Os nomes que o partido escalou para serem os preletores do curso integram uma minoria progressista entre as lideranças evangélicas, alguns deles envolvidos em polêmicas devido à militância política exacerbada dentro das igrejas ou por comentários e condutas que não costumam ser bem aceitos no meio religioso. Veja a seguir alguns dos principais preletores:
Angelica Tostes: teóloga devota de Krishna, divindade hindu
A primeira aula do curso, que aconteceu no final de maio, contou com a presença de Angelica Tostes, que se intitula uma “teóloga feminista” e defende que a Bíblia é “o livro da classe trabalhadora”.
Em textos de opinião publicados em portais de esquerda, Angelica costuma mirar em críticas às igrejas evangélicas tradicionais pelo “fundamentalismo religioso”. A teóloga, criada em uma igreja pentecostal na zona leste de São Paulo, não segue necessariamente o modelo de fé evangélica. Nas redes sociais ela mistura versículos bíblicos com publicações em defesa do marxismo, do feminismo e da liberdade sexual.

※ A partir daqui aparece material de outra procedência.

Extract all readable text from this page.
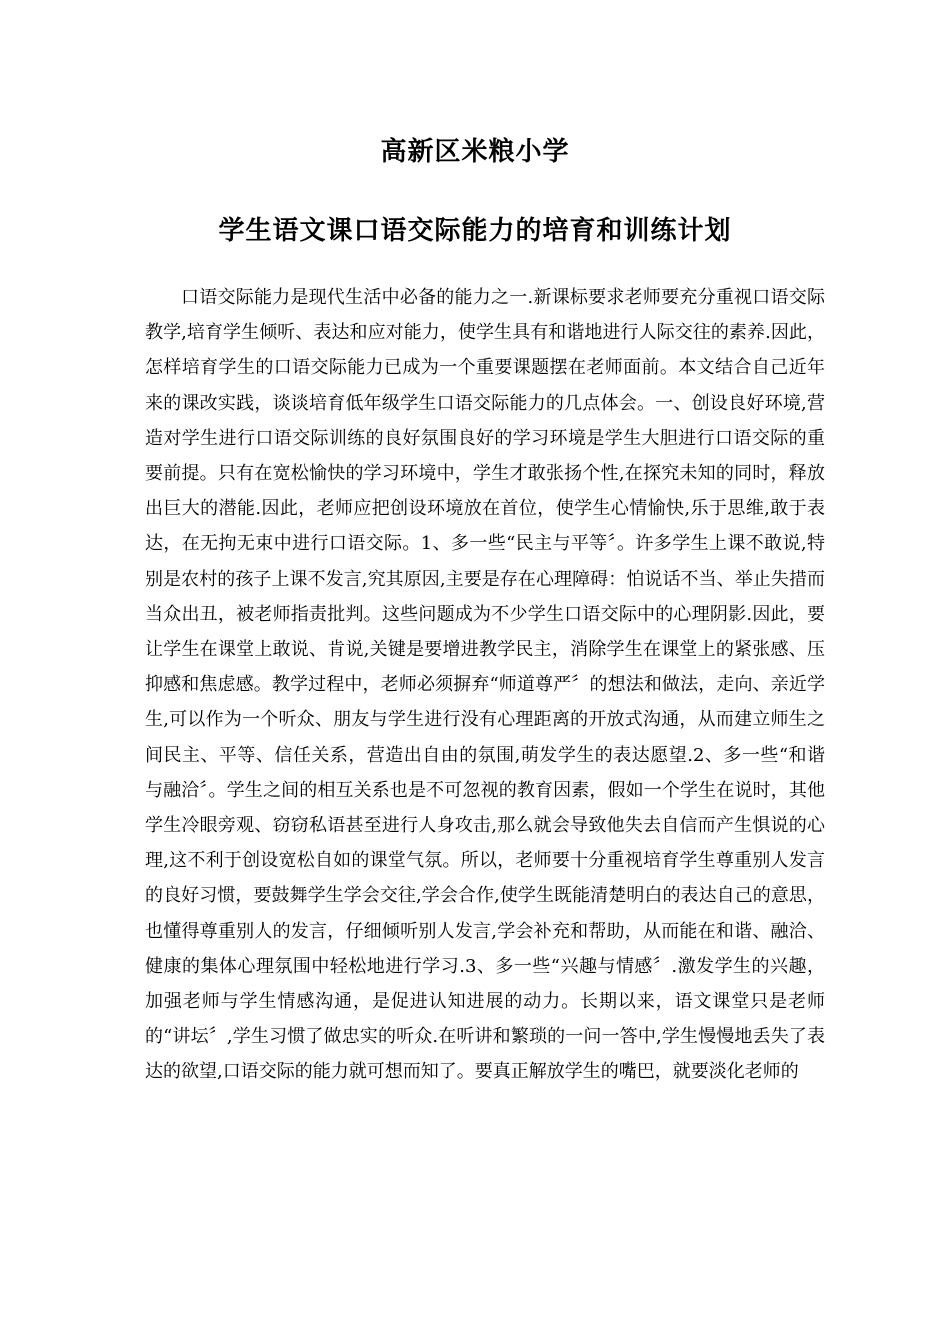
高新区米粮小学
学生语文课口语交际能力的培育和训练计划

口语交际能力是现代生活中必备的能力之一.新课标要求老师要充分重视口语交际教学,培育学生倾听、表达和应对能力，使学生具有和谐地进行人际交往的素养.因此，怎样培育学生的口语交际能力已成为一个重要课题摆在老师面前。本文结合自己近年来的课改实践，谈谈培育低年级学生口语交际能力的几点体会。一、创设良好环境,营造对学生进行口语交际训练的良好氛围良好的学习环境是学生大胆进行口语交际的重要前提。只有在宽松愉快的学习环境中，学生才敢张扬个性,在探究未知的同时，释放出巨大的潜能.因此，老师应把创设环境放在首位，使学生心情愉快,乐于思维,敢于表达，在无拘无束中进行口语交际。1、多一些“民主与平等〞。许多学生上课不敢说,特别是农村的孩子上课不发言,究其原因,主要是存在心理障碍：怕说话不当、举止失措而当众出丑，被老师指责批判。这些问题成为不少学生口语交际中的心理阴影.因此，要让学生在课堂上敢说、肯说,关键是要增进教学民主，消除学生在课堂上的紧张感、压抑感和焦虑感。教学过程中，老师必须摒弃“师道尊严〞的想法和做法，走向、亲近学生,可以作为一个听众、朋友与学生进行没有心理距离的开放式沟通，从而建立师生之间民主、平等、信任关系，营造出自由的氛围,萌发学生的表达愿望.2、多一些“和谐与融洽〞。学生之间的相互关系也是不可忽视的教育因素，假如一个学生在说时，其他学生冷眼旁观、窃窃私语甚至进行人身攻击,那么就会导致他失去自信而产生惧说的心理,这不利于创设宽松自如的课堂气氛。所以，老师要十分重视培育学生尊重别人发言的良好习惯，要鼓舞学生学会交往,学会合作,使学生既能清楚明白的表达自己的意思，也懂得尊重别人的发言，仔细倾听别人发言,学会补充和帮助，从而能在和谐、融洽、健康的集体心理氛围中轻松地进行学习.3、多一些“兴趣与情感〞.激发学生的兴趣，加强老师与学生情感沟通，是促进认知进展的动力。长期以来，语文课堂只是老师的“讲坛〞,学生习惯了做忠实的听众.在听讲和繁琐的一问一答中,学生慢慢地丢失了表达的欲望,口语交际的能力就可想而知了。要真正解放学生的嘴巴，就要淡化老师的
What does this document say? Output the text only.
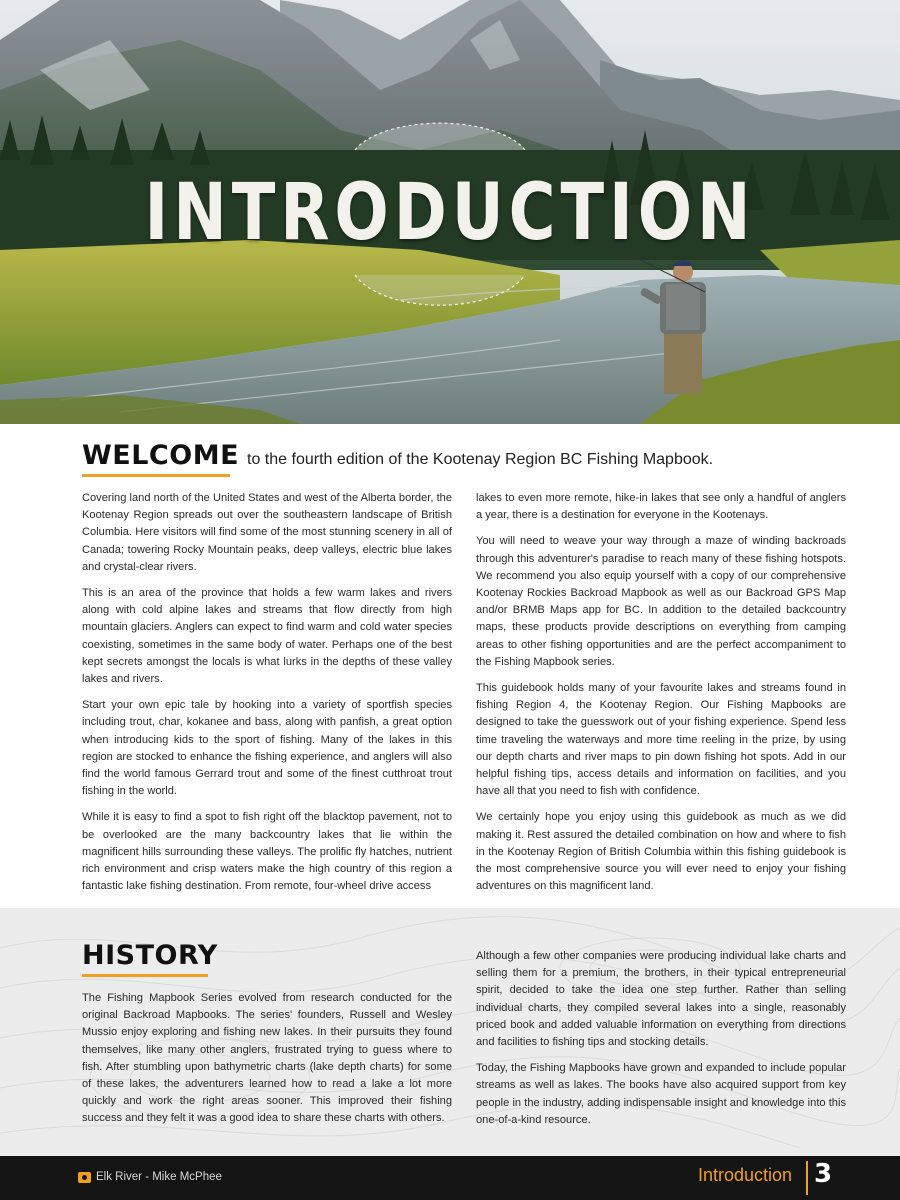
INTRODUCTION
WELCOME to the fourth edition of the Kootenay Region BC Fishing Mapbook.

Covering land north of the United States and west of the Alberta border, the Kootenay Region spreads out over the southeastern landscape of British Columbia. Here visitors will find some of the most stunning scenery in all of Canada; towering Rocky Mountain peaks, deep valleys, electric blue lakes and crystal-clear rivers.

This is an area of the province that holds a few warm lakes and rivers along with cold alpine lakes and streams that flow directly from high mountain glaciers. Anglers can expect to find warm and cold water species coexisting, sometimes in the same body of water. Perhaps one of the best kept secrets amongst the locals is what lurks in the depths of these valley lakes and rivers.

Start your own epic tale by hooking into a variety of sportfish species including trout, char, kokanee and bass, along with panfish, a great option when introducing kids to the sport of fishing. Many of the lakes in this region are stocked to enhance the fishing experience, and anglers will also find the world famous Gerrard trout and some of the finest cutthroat trout fishing in the world.

While it is easy to find a spot to fish right off the blacktop pavement, not to be overlooked are the many backcountry lakes that lie within the magnificent hills surrounding these valleys. The prolific fly hatches, nutrient rich environment and crisp waters make the high country of this region a fantastic lake fishing destination. From remote, four-wheel drive access

lakes to even more remote, hike-in lakes that see only a handful of anglers a year, there is a destination for everyone in the Kootenays.

You will need to weave your way through a maze of winding backroads through this adventurer's paradise to reach many of these fishing hotspots. We recommend you also equip yourself with a copy of our comprehensive Kootenay Rockies Backroad Mapbook as well as our Backroad GPS Map and/or BRMB Maps app for BC. In addition to the detailed backcountry maps, these products provide descriptions on everything from camping areas to other fishing opportunities and are the perfect accompaniment to the Fishing Mapbook series.

This guidebook holds many of your favourite lakes and streams found in fishing Region 4, the Kootenay Region. Our Fishing Mapbooks are designed to take the guesswork out of your fishing experience. Spend less time traveling the waterways and more time reeling in the prize, by using our depth charts and river maps to pin down fishing hot spots. Add in our helpful fishing tips, access details and information on facilities, and you have all that you need to fish with confidence.

We certainly hope you enjoy using this guidebook as much as we did making it. Rest assured the detailed combination on how and where to fish in the Kootenay Region of British Columbia within this fishing guidebook is the most comprehensive source you will ever need to enjoy your fishing adventures on this magnificent land.

HISTORY

The Fishing Mapbook Series evolved from research conducted for the original Backroad Mapbooks. The series' founders, Russell and Wesley Mussio enjoy exploring and fishing new lakes. In their pursuits they found themselves, like many other anglers, frustrated trying to guess where to fish. After stumbling upon bathymetric charts (lake depth charts) for some of these lakes, the adventurers learned how to read a lake a lot more quickly and work the right areas sooner. This improved their fishing success and they felt it was a good idea to share these charts with others.

Although a few other companies were producing individual lake charts and selling them for a premium, the brothers, in their typical entrepreneurial spirit, decided to take the idea one step further. Rather than selling individual charts, they compiled several lakes into a single, reasonably priced book and added valuable information on everything from directions and facilities to fishing tips and stocking details.

Today, the Fishing Mapbooks have grown and expanded to include popular streams as well as lakes. The books have also acquired support from key people in the industry, adding indispensable insight and knowledge into this one-of-a-kind resource.

Elk River - Mike McPhee	Introduction 3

Também constam em seus perfis expressões controversas, como “Deusa seja louvada” – já que no cristianismo não há divindade feminina – e uma montagem de Maria, a mãe de Jesus, com o corpo transformado em um órgão genital feminino, com a legenda “Rogai por nós”.
Ela também não esconde seu apreço ao hinduísmo e costuma publicar fotos de um altar dedicado a Krishna, uma das divindades centrais da tradição hindu. “Só devoção e amor”, diz o texto que acompanha uma das fotos, que mostra a escultura de Krishna ao lado de velas e oferendas.
Valdinei Ferreira: demitido de faculdade presbiteriana após sugerir que Jesus teria traído Judas
O teólogo e sociólogo Valdinei Ferreira, que escreve colunas sobre assuntos relacionados à fé no jornal Folha de S. Paulo, foi demitido do cargo de professor da Faculdade de Teologia da Igreja Presbiteriana Independente (Fatipi) em abril deste ano. O motivo foi a repercussão negativa de um artigo publicado às vésperas da Páscoa em que Ferreira sugere que Jesus teria enganado Judas, e que os cristãos deveriam reconhecer que são capazes de “equívocos em suas interpretações sobre Jesus”.
No texto, o teólogo – conhecido por uma visão alinhada à esquerda política e por críticas ao conservadorismo cristão – argumentou que é preciso ter cautela com “certezas religiosas absolutas sobre o bem e o mal” e que “Judas tinha certezas demais sobre quem era Jesus”. Nas redes sociais houve forte repercussão crítica ao texto, o que pressionou a faculdade a romper o contrato com o Ferreira.
Luis Sabanay: pastor “socialista” que articulou a Cartilha Evangélica do PT
Figura chave na interlocução entre o PT e o segmento evangélico, Luis Sabanay se intitula um “pastor socialista”. Supervisor do curso “Fé e Democracia”, é um dos principais defensores da aproximação do partido de Lula ao eleitorado evangélico.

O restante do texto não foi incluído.